電極スリッティング用円形カッターは、リチウムイオン電池の製造工程において、銅箔およびアルミニウム箔を基材とする正極・負極コーティング電極を高速でスリット加工するための特殊高精度切断工具です。
適用材料
リチウムイオン電池セパレーター:ドライプロセス/ウェットプロセスPP・PEセラミックコーティングセパレーター(超薄型:6~25μm)
正極・負極電極:アルミニウム箔正極、銅箔負極、リン酸鉄リチウム/ニッケル系三元系電極ロール
補助フィルム:アルミプラスチック包装フィルム、絶縁性PETフィルム、粘着テープ基材など、高精度フィルムロール
主な要件
バリのない切断面、粉落ちなし、線引きなし、高速スリット加工中の変形や刃こぼれもありません。

材料のグレーディング選定
経済的な工具鋼(小~中規模生産能力および低速スリット加工向け)
Cr12mov
コストパフォーマンスに優れ、再研磨が容易で、従来型セパレーターや厚手フィルムのスリット加工に適しています。
SKD11(D2)
Cr12MoVより優れた耐摩耗性(硬度HRC58~62)を有し、量産ライン向けの標準仕様です。
DC53
SKD11を改良した高機能鋼で、欠けにくさと耐摩耗性に優れています。微量の不純物を含む材料を切断する際、刃先のノッチが発生しにくい特性があります。
高品位焼結超硬合金(量産向け推奨材)
硬度:HRA88~92、平面度≤0.002mm、切刃面は超仕上げ仕様。工具鋼と比較して寿命は3~5倍です。精密加工に適しています。
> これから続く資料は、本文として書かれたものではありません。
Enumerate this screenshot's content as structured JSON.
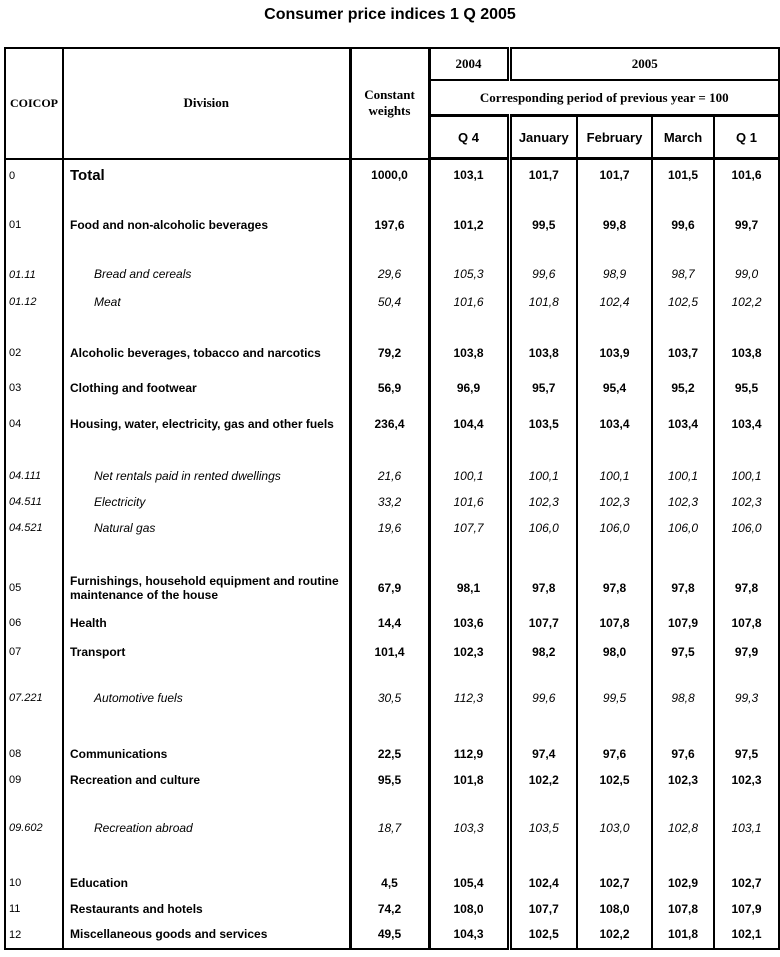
{
  "title": "Consumer price indices 1 Q 2005",
  "colors": {
    "text": "#000000",
    "background": "#ffffff",
    "border": "#000000"
  },
  "header": {
    "coicop": "COICOP",
    "division": "Division",
    "weights": "Constant weights",
    "year_2004": "2004",
    "year_2005": "2005",
    "note": "Corresponding period of previous year = 100",
    "periods": [
      "Q 4",
      "January",
      "February",
      "March",
      "Q 1"
    ]
  },
  "rows": [
    {
      "style": "total",
      "height": 34,
      "code": "0",
      "division": "Total",
      "weights": "1000,0",
      "q4": "103,1",
      "jan": "101,7",
      "feb": "101,7",
      "mar": "101,5",
      "q1": "101,6"
    },
    {
      "style": "spacer",
      "height": 16
    },
    {
      "style": "bold",
      "height": 34,
      "code": "01",
      "division": "Food and non-alcoholic beverages",
      "weights": "197,6",
      "q4": "101,2",
      "jan": "99,5",
      "feb": "99,8",
      "mar": "99,6",
      "q1": "99,7"
    },
    {
      "style": "spacer",
      "height": 18
    },
    {
      "style": "italic",
      "height": 29,
      "code": "01.11",
      "division": "Bread and cereals",
      "weights": "29,6",
      "q4": "105,3",
      "jan": "99,6",
      "feb": "98,9",
      "mar": "98,7",
      "q1": "99,0"
    },
    {
      "style": "italic",
      "height": 26,
      "code": "01.12",
      "division": "Meat",
      "weights": "50,4",
      "q4": "101,6",
      "jan": "101,8",
      "feb": "102,4",
      "mar": "102,5",
      "q1": "102,2"
    },
    {
      "style": "spacer",
      "height": 18
    },
    {
      "style": "bold",
      "height": 40,
      "code": "02",
      "division": "Alcoholic beverages, tobacco and narcotics",
      "weights": "79,2",
      "q4": "103,8",
      "jan": "103,8",
      "feb": "103,9",
      "mar": "103,7",
      "q1": "103,8"
    },
    {
      "style": "bold",
      "height": 30,
      "code": "03",
      "division": "Clothing and footwear",
      "weights": "56,9",
      "q4": "96,9",
      "jan": "95,7",
      "feb": "95,4",
      "mar": "95,2",
      "q1": "95,5"
    },
    {
      "style": "bold",
      "height": 42,
      "code": "04",
      "division": "Housing, water, electricity, gas and other fuels",
      "weights": "236,4",
      "q4": "104,4",
      "jan": "103,5",
      "feb": "103,4",
      "mar": "103,4",
      "q1": "103,4"
    },
    {
      "style": "spacer",
      "height": 18
    },
    {
      "style": "italic",
      "height": 26,
      "code": "04.111",
      "division": "Net rentals paid in rented dwellings",
      "weights": "21,6",
      "q4": "100,1",
      "jan": "100,1",
      "feb": "100,1",
      "mar": "100,1",
      "q1": "100,1"
    },
    {
      "style": "italic",
      "height": 26,
      "code": "04.511",
      "division": "Electricity",
      "weights": "33,2",
      "q4": "101,6",
      "jan": "102,3",
      "feb": "102,3",
      "mar": "102,3",
      "q1": "102,3"
    },
    {
      "style": "italic",
      "height": 26,
      "code": "04.521",
      "division": "Natural gas",
      "weights": "19,6",
      "q4": "107,7",
      "jan": "106,0",
      "feb": "106,0",
      "mar": "106,0",
      "q1": "106,0"
    },
    {
      "style": "spacer",
      "height": 27
    },
    {
      "style": "bold",
      "height": 40,
      "code": "05",
      "division": "Furnishings, household equipment and routine maintenance of the house",
      "weights": "67,9",
      "q4": "98,1",
      "jan": "97,8",
      "feb": "97,8",
      "mar": "97,8",
      "q1": "97,8"
    },
    {
      "style": "bold",
      "height": 30,
      "code": "06",
      "division": "Health",
      "weights": "14,4",
      "q4": "103,6",
      "jan": "107,7",
      "feb": "107,8",
      "mar": "107,9",
      "q1": "107,8"
    },
    {
      "style": "bold",
      "height": 28,
      "code": "07",
      "division": "Transport",
      "weights": "101,4",
      "q4": "102,3",
      "jan": "98,2",
      "feb": "98,0",
      "mar": "97,5",
      "q1": "97,9"
    },
    {
      "style": "spacer",
      "height": 17
    },
    {
      "style": "italic",
      "height": 30,
      "code": "07.221",
      "division": "Automotive fuels",
      "weights": "30,5",
      "q4": "112,3",
      "jan": "99,6",
      "feb": "99,5",
      "mar": "98,8",
      "q1": "99,3"
    },
    {
      "style": "spacer",
      "height": 28
    },
    {
      "style": "bold",
      "height": 26,
      "code": "08",
      "division": "Communications",
      "weights": "22,5",
      "q4": "112,9",
      "jan": "97,4",
      "feb": "97,6",
      "mar": "97,6",
      "q1": "97,5"
    },
    {
      "style": "bold",
      "height": 26,
      "code": "09",
      "division": "Recreation and culture",
      "weights": "95,5",
      "q4": "101,8",
      "jan": "102,2",
      "feb": "102,5",
      "mar": "102,3",
      "q1": "102,3"
    },
    {
      "style": "spacer",
      "height": 20
    },
    {
      "style": "italic",
      "height": 30,
      "code": "09.602",
      "division": "Recreation abroad",
      "weights": "18,7",
      "q4": "103,3",
      "jan": "103,5",
      "feb": "103,0",
      "mar": "102,8",
      "q1": "103,1"
    },
    {
      "style": "spacer",
      "height": 27
    },
    {
      "style": "bold",
      "height": 26,
      "code": "10",
      "division": "Education",
      "weights": "4,5",
      "q4": "105,4",
      "jan": "102,4",
      "feb": "102,7",
      "mar": "102,9",
      "q1": "102,7"
    },
    {
      "style": "bold",
      "height": 26,
      "code": "11",
      "division": "Restaurants and hotels",
      "weights": "74,2",
      "q4": "108,0",
      "jan": "107,7",
      "feb": "108,0",
      "mar": "107,8",
      "q1": "107,9"
    },
    {
      "style": "bold",
      "height": 26,
      "code": "12",
      "division": "Miscellaneous goods and services",
      "weights": "49,5",
      "q4": "104,3",
      "jan": "102,5",
      "feb": "102,2",
      "mar": "101,8",
      "q1": "102,1"
    }
  ]
}
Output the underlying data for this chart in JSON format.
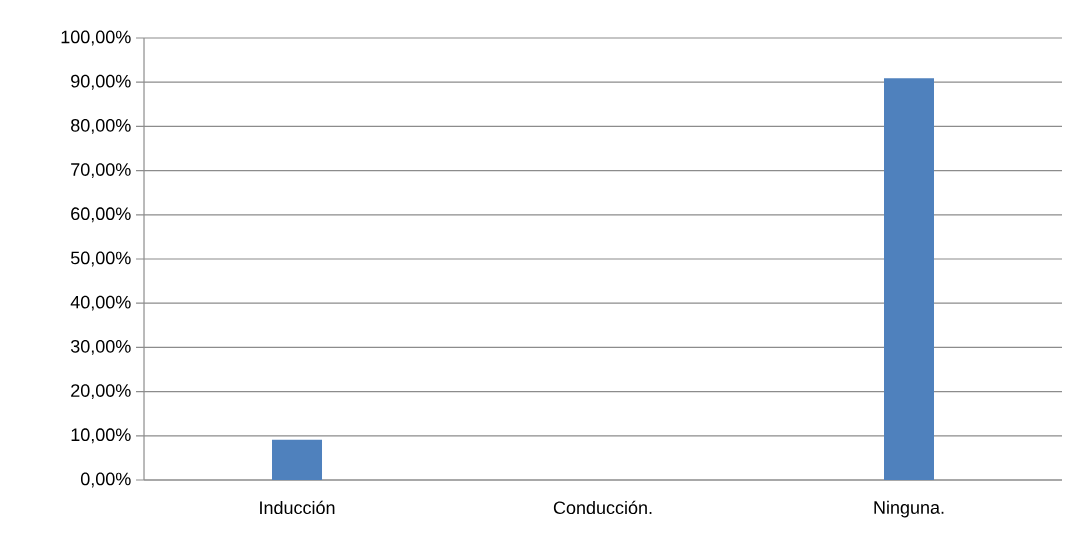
{
  "chart_data": {
    "type": "bar",
    "categories": [
      "Inducción",
      "Conducción.",
      "Ninguna."
    ],
    "values": [
      9.1,
      0,
      90.9
    ],
    "color": "#4f81bd",
    "ylim": [
      0,
      100
    ],
    "yticks": [
      {
        "value": 0,
        "label": "0,00%"
      },
      {
        "value": 10,
        "label": "10,00%"
      },
      {
        "value": 20,
        "label": "20,00%"
      },
      {
        "value": 30,
        "label": "30,00%"
      },
      {
        "value": 40,
        "label": "40,00%"
      },
      {
        "value": 50,
        "label": "50,00%"
      },
      {
        "value": 60,
        "label": "60,00%"
      },
      {
        "value": 70,
        "label": "70,00%"
      },
      {
        "value": 80,
        "label": "80,00%"
      },
      {
        "value": 90,
        "label": "90,00%"
      },
      {
        "value": 100,
        "label": "100,00%"
      }
    ],
    "grid": "y"
  }
}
高速動力電池生産ラインにおける超薄型セパレータおよび4~8μmの電極箔のスリット加工に最適で、バリや材料の剥離を効果的に抑制します。
耐腐食コーティング(超長寿命・刃先付着防止)
基材にはタングステンカーバイドおよび高速度鋼が使用可能で、表面処理としてTa-Cダイヤモンドライクコーティング、チタン窒化物コーティングが選択可能です。
およびセラミックコーティング。
ペースト付着抵抗性および耐高温性を備えており、数万メートルに及ぶ連続切断後も刃先の摩耗が極めて小さい。設備の停止時間および刃物交換頻度を大幅に削減でき、高ニッケル系三元正極材やシリコン・カーボン複合負極シートなど高価値電極の加工に最適です。
カスタマイズ可能なブレード仕様
寸法仕様
外径、内径、ブレード厚(超薄型カスタム範囲:標準で0.3~2.0mm);内径はH7公差で精密な嵌合を実現。
尖端技術
シングルベベルエッジ、ダブルベベルエッジ、フラットエッジに対応可能;エッジ角度は26°/30°/45°からご要望に応じてカスタマイズ可能。
精度制御
平行度≤0.005mm、端面振れを厳密に制御しており、高速回転スリッティングマシンとの互換性を確保。
対応アセンブリ
上部カッタと下部カウンターカッタから構成される完全なスリッティングナイフセットをペア単位でカスタマイズ可能。これにより、カッタークリアランスを正確に設定し、優れた切断品質を保証します。